Hotels, on the other hand, are great for travelers who like to have a little “me time” when they’re winding down after a day of adventures and sight-seeing. With a hotel room, guests are given their own space to relax and store their belongings. This kind of arrangement is especially attractive for traveling families or groups that can afford to go in on a room together. Any good hostel will, of course, offer the option for you to store your belongings in a locker while you’re out of the building or sleeping, but for some people, the constant worrying about security isn’t worth the money they’re saving by staying in a hostel. In the end, it comes down to how comfortable you are living around and sharing space with strangers.

Opportunity and Location

While hostels are quite popular overseas (especially in Europe), they haven’t caught on with the same fervor here in the United States, and so they are primarily available in medium-to-large cities and popular travel hubs. In most of the country, hotels (and specifically motels) are far more common and accessible, making them convenient for people who need a last minute place to crash. Meanwhile, hostels are limited to certain destinations and usually have to be planned in advance to ensure availability.
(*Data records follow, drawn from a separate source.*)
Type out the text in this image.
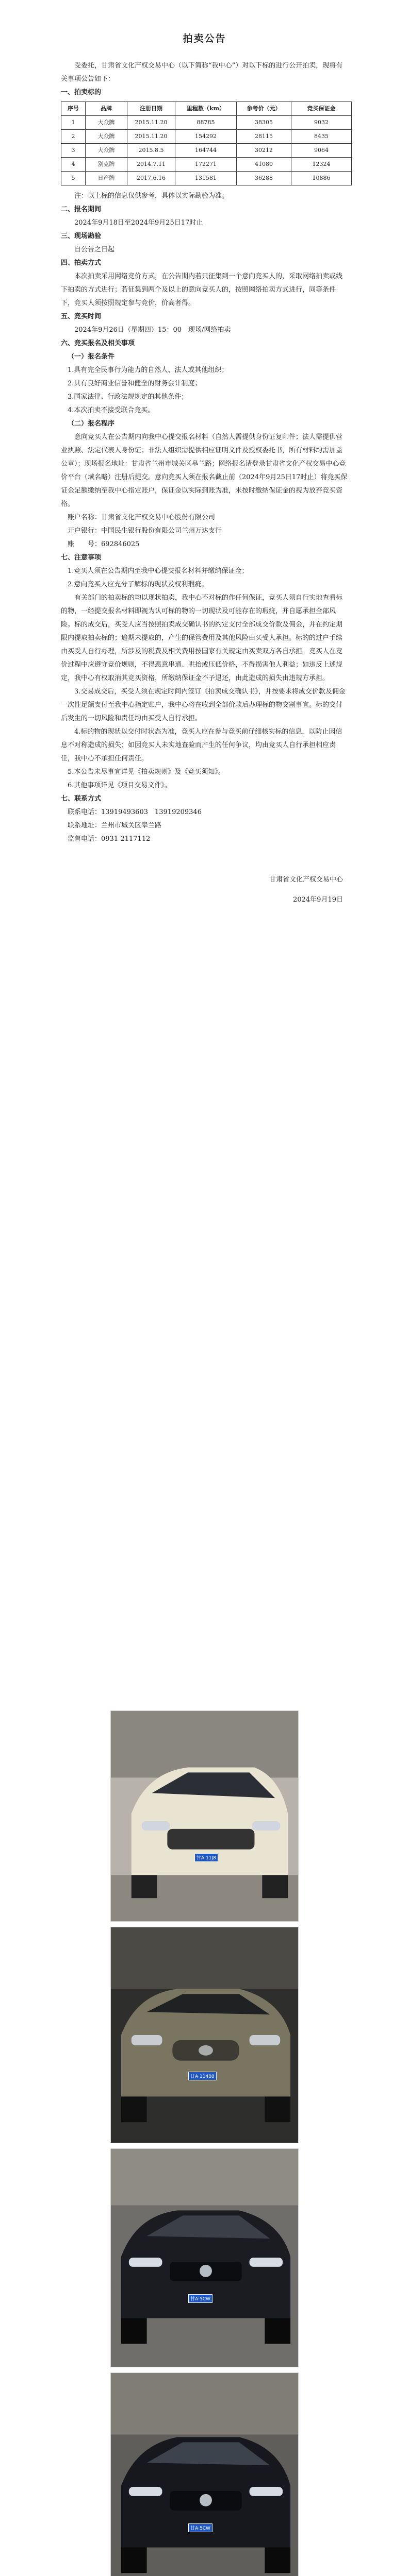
拍卖公告

受委托，甘肃省文化产权交易中心（以下简称“我中心”）对以下标的进行公开拍卖，现将有关事项公告如下：

一、拍卖标的

序号	品牌	注册日期	里程数（km）	参考价（元）	竞买保证金
1	大众牌	2015.11.20	88785	38305	9032
2	大众牌	2015.11.20	154292	28115	8435
3	大众牌	2015.8.5	164744	30212	9064
4	别克牌	2014.7.11	172271	41080	12324
5	日产牌	2017.6.16	131581	36288	10886

注：以上标的信息仅供参考，具体以实际勘验为准。

二、报名期间

2024年9月18日至2024年9月25日17时止

三、现场勘验

自公告之日起

四、拍卖方式

本次拍卖采用网络竞价方式，在公告期内若只征集到一个意向竞买人的，采取网络拍卖或线下拍卖的方式进行；若征集到两个及以上的意向竞买人的，按照网络拍卖方式进行，同等条件下，竞买人须按照规定参与竞价，价高者得。

五、竞买时间

2024年9月26日（星期四）15：00　现场/网络拍卖

六、竞买报名及相关事项

（一）报名条件

1.具有完全民事行为能力的自然人、法人或其他组织；

2.具有良好商业信誉和健全的财务会计制度；

3.国家法律、行政法规规定的其他条件；

4.本次拍卖不接受联合竞买。

（二）报名程序

意向竞买人在公告期内向我中心提交报名材料（自然人需提供身份证复印件；法人需提供营业执照、法定代表人身份证；非法人组织需提供相应证明文件及授权委托书，所有材料均需加盖公章）；现场报名地址：甘肃省兰州市城关区皋兰路；网络报名请登录甘肃省文化产权交易中心竞价平台（域名略）注册后提交。意向竞买人须在报名截止前（2024年9月25日17时止）将竞买保证金足额缴纳至我中心指定账户，保证金以实际到账为准，未按时缴纳保证金的视为放弃竞买资格。

账户名称：甘肃省文化产权交易中心股份有限公司

开户银行：中国民生银行股份有限公司兰州万达支行

账　　号：692846025

七、注意事项

1.竞买人须在公告期内至我中心提交报名材料并缴纳保证金；

2.意向竞买人应充分了解标的现状及权利瑕疵。

有关部门的拍卖标的均以现状拍卖，我中心不对标的作任何保证，竞买人须自行实地查看标的物，一经提交报名材料即视为认可标的物的一切现状及可能存在的瑕疵，并自愿承担全部风险。标的成交后，买受人应当按照拍卖成交确认书的约定支付全部成交价款及佣金，并在约定期限内提取拍卖标的；逾期未提取的，产生的保管费用及其他风险由买受人承担。标的的过户手续由买受人自行办理，所涉及的税费及相关费用按国家有关规定由买卖双方各自承担。竞买人在竞价过程中应遵守竞价规则，不得恶意串通、哄抬或压低价格，不得损害他人利益；如违反上述规定，我中心有权取消其竞买资格，所缴纳保证金不予退还，由此造成的损失由违规方承担。

3.交易成交后，买受人须在规定时间内签订《拍卖成交确认书》，并按要求将成交价款及佣金一次性足额支付至我中心指定账户，我中心将在收到全部价款后办理标的物交割事宜。标的交付后发生的一切风险和责任均由买受人自行承担。

4.标的物的现状以交付时状态为准，竞买人应在参与竞买前仔细核实标的信息，以防止因信息不对称造成的损失；如因竞买人未实地查验而产生的任何争议，均由竞买人自行承担相应责任，我中心不承担任何责任。

5.本公告未尽事宜详见《拍卖规则》及《竞买须知》。

6.其他事项详见《项目交易文件》。

七、联系方式

联系电话：13919493603　13919209346

联系地址：兰州市城关区皋兰路

监督电话：0931-2117112

甘肃省文化产权交易中心

2024年9月19日

甘A·11J8
甘A·11488
甘A·5CW
甘A·5CW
What Kind of Experience Do You Want?

Hotels and hostels offer very different experiences. Hotels are great for people who want a lot of control over how their trips will go, which includes having a baseline understanding of what kind of amenities and services they can expect from their lodging establishment and the privacy to do what they want in their rooms when they have free time. Hostels are better suited for explorers and those who are more interested in meeting new people and going with the flow. While staff members at both hotels and hostels are equipped to provide local guidance and recommendations, many hostels also provide unique programming and educational opportunities to their guests, which is great for people who aren’t totally sure what they want to do, but don’t just want to sit around or visit the most popular tourist sites. Ultimately, only you really know what kind of traveler you are and what kind of experience is going to leave you satisfied, but a little research into the different options available in your destination location can help you find the perfect place to stay.